Falling Housing Permits Steal Luster of September Starts Rise

Despite big numbers, mixed report means housing remains mostly flat

Bottom Line

  • Housing starts jumped 15.0% in September to a 658,000 annual rate—the best reading in 17 months. Starts posted solid gains in all four regions.
  • Single-family starts were up 1.7%; multi-family starts jumped a whopping 51.3%. 
  • Housing permits (which matter more than starts) fell 5.0% to a 594,000 annual rate—lowest reading in five months.
  • Single-family and multi-family permits were down 0.7% and 14.5%, respectively.

Outlook

For this report, permits matter more than starts because they are much better measured, less affected by unusual weather (such as hurricanes) and are forward looking. 

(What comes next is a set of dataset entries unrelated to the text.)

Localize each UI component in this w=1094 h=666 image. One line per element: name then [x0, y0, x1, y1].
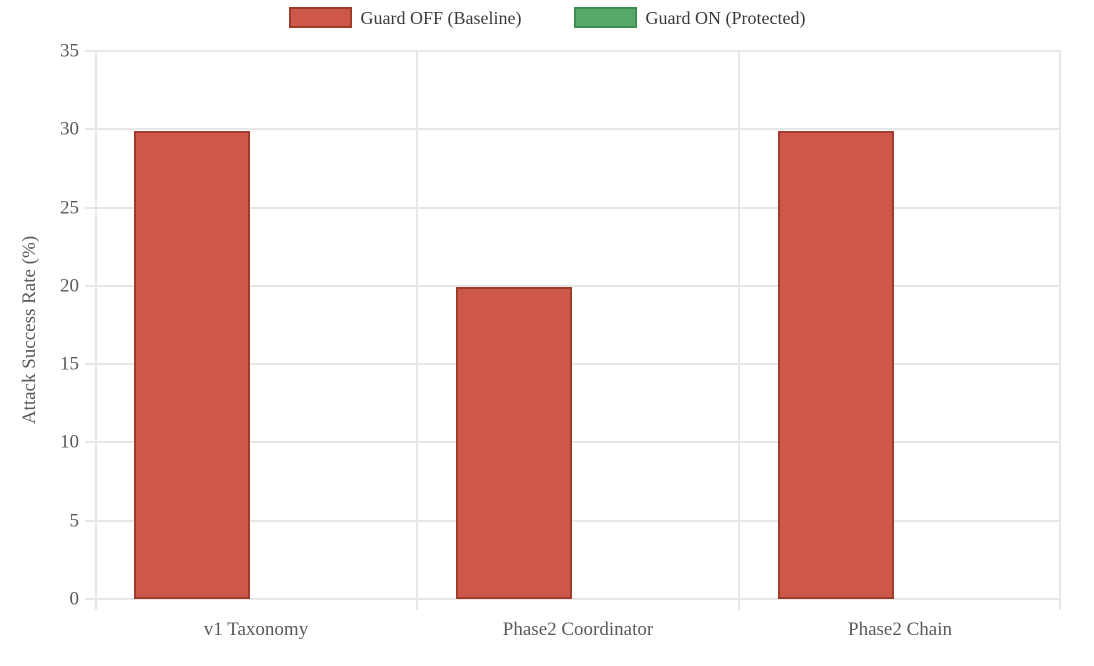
h-gridline-0 [95, 598, 1061, 600]
y-tick-label-25: 25 [60, 197, 79, 219]
y-tick-label-30: 30 [60, 118, 79, 140]
h-gridline-10 [95, 441, 1061, 444]
legend-swatch-green [573, 7, 637, 28]
x-tick-mark-0 [95, 599, 97, 610]
bar-guard-off-baseline-phase2-chain[interactable] [777, 130, 894, 599]
y-tick-mark-35 [85, 50, 95, 52]
y-tick-label-15: 15 [60, 353, 79, 375]
x-tick-label-v1-taxonomy: v1 Taxonomy [203, 619, 309, 640]
y-tick-label-5: 5 [69, 510, 80, 532]
legend-swatch-red [288, 7, 352, 28]
y-tick-mark-15 [85, 363, 95, 366]
h-gridline-20 [95, 284, 1061, 287]
v-gridline-1 [416, 51, 418, 599]
y-tick-mark-10 [85, 441, 95, 444]
y-axis-tick-labels: 0 5 10 15 20 25 30 35 [0, 42, 80, 609]
h-gridline-35 [95, 50, 1061, 52]
x-axis-tick-labels: v1 Taxonomy Phase2 Coordinator Phase2 Ch… [95, 619, 1061, 641]
x-tick-mark-2 [738, 599, 740, 610]
chart-legend: Guard OFF (Baseline) Guard ON (Protected… [0, 7, 1094, 28]
y-tick-mark-0 [85, 598, 95, 600]
x-tick-label-phase2-coordinator: Phase2 Coordinator [502, 619, 654, 640]
legend-label-guard-off: Guard OFF (Baseline) [360, 8, 522, 28]
v-gridline-2 [738, 51, 740, 599]
v-gridline-0 [95, 51, 97, 599]
y-tick-label-35: 35 [60, 40, 79, 62]
x-tick-mark-1 [416, 599, 418, 610]
x-tick-label-phase2-chain: Phase2 Chain [848, 619, 952, 640]
y-tick-mark-20 [85, 284, 95, 287]
h-gridline-5 [95, 519, 1061, 522]
bar-guard-off-baseline-phase2-coordinator[interactable] [455, 287, 572, 599]
y-tick-mark-25 [85, 206, 95, 209]
y-tick-mark-30 [85, 128, 95, 131]
plot-area [85, 50, 1061, 610]
legend-item-guard-on[interactable]: Guard ON (Protected) [573, 7, 806, 28]
y-tick-label-0: 0 [69, 588, 80, 610]
y-tick-label-10: 10 [60, 431, 79, 453]
legend-item-guard-off[interactable]: Guard OFF (Baseline) [288, 7, 522, 28]
x-tick-mark-3 [1059, 599, 1061, 610]
legend-label-guard-on: Guard ON (Protected) [645, 8, 806, 28]
y-tick-label-20: 20 [60, 275, 79, 297]
y-tick-mark-5 [85, 519, 95, 522]
h-gridline-15 [95, 363, 1061, 366]
h-gridline-25 [95, 206, 1061, 209]
h-gridline-30 [95, 128, 1061, 131]
bar-guard-off-baseline-v1-taxonomy[interactable] [133, 130, 250, 599]
v-gridline-3 [1059, 51, 1061, 599]
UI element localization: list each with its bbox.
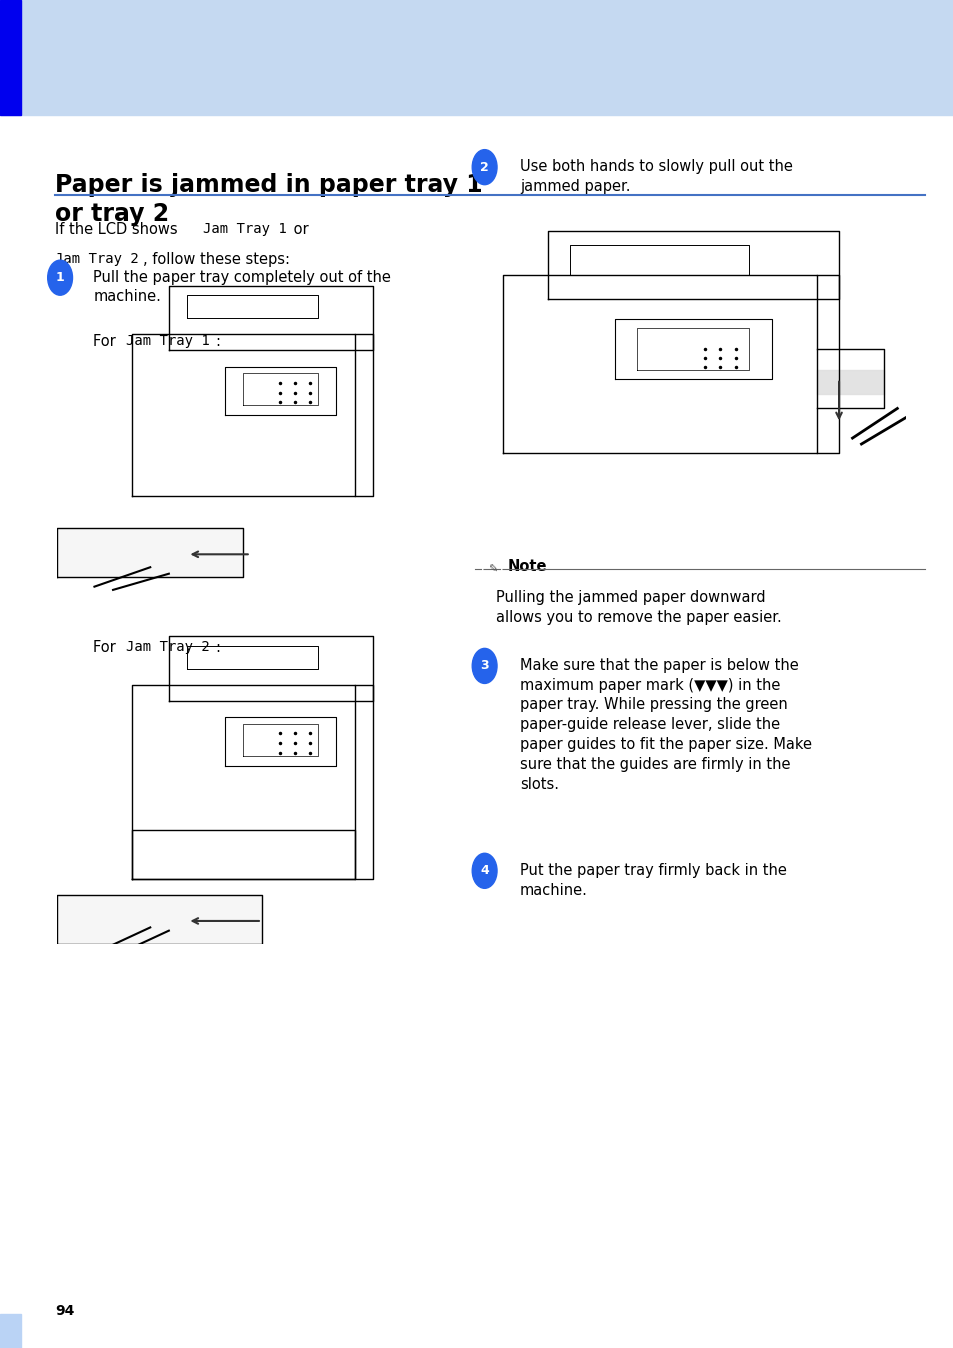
Text: 4: 4: [479, 864, 489, 878]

Single-family permits were down slightly in September, remaining at depressed levels. They were down in three of four regions. They remain depressed and trendless nationally and in all four regions.

Multi-family permits dropped 14.5% to a 177,000 annual rate. Since this statistic is volatile, one should not make too much of a one-month drop, especially since the multi-family market, according to most indicators, is improving. Added up, total permits were down—indicating that housing starts are likely to drop in October or November.

Housing starts posted double-digit gains in three of the four regions (the Midwest, where starts were up only 9.2%, was the exception). Multi-family starts were up 51% nationally, propelled forward by a 141% jump in the South and a 52% increase in the West. Although multi-family starts were soaring in these two regions in September, multi-family permits in both regions were down significantly, indicating that the gain in starts will probably reverse sharply in October or November.

On balance, this was a mixed report. The increase in starts is good for GDP growth and jobs. The drop in permits indicates that September’s gains are not sustainable. The report does not change the current direction of the housing market—a flat single-family market and a slowly improving multi-family market.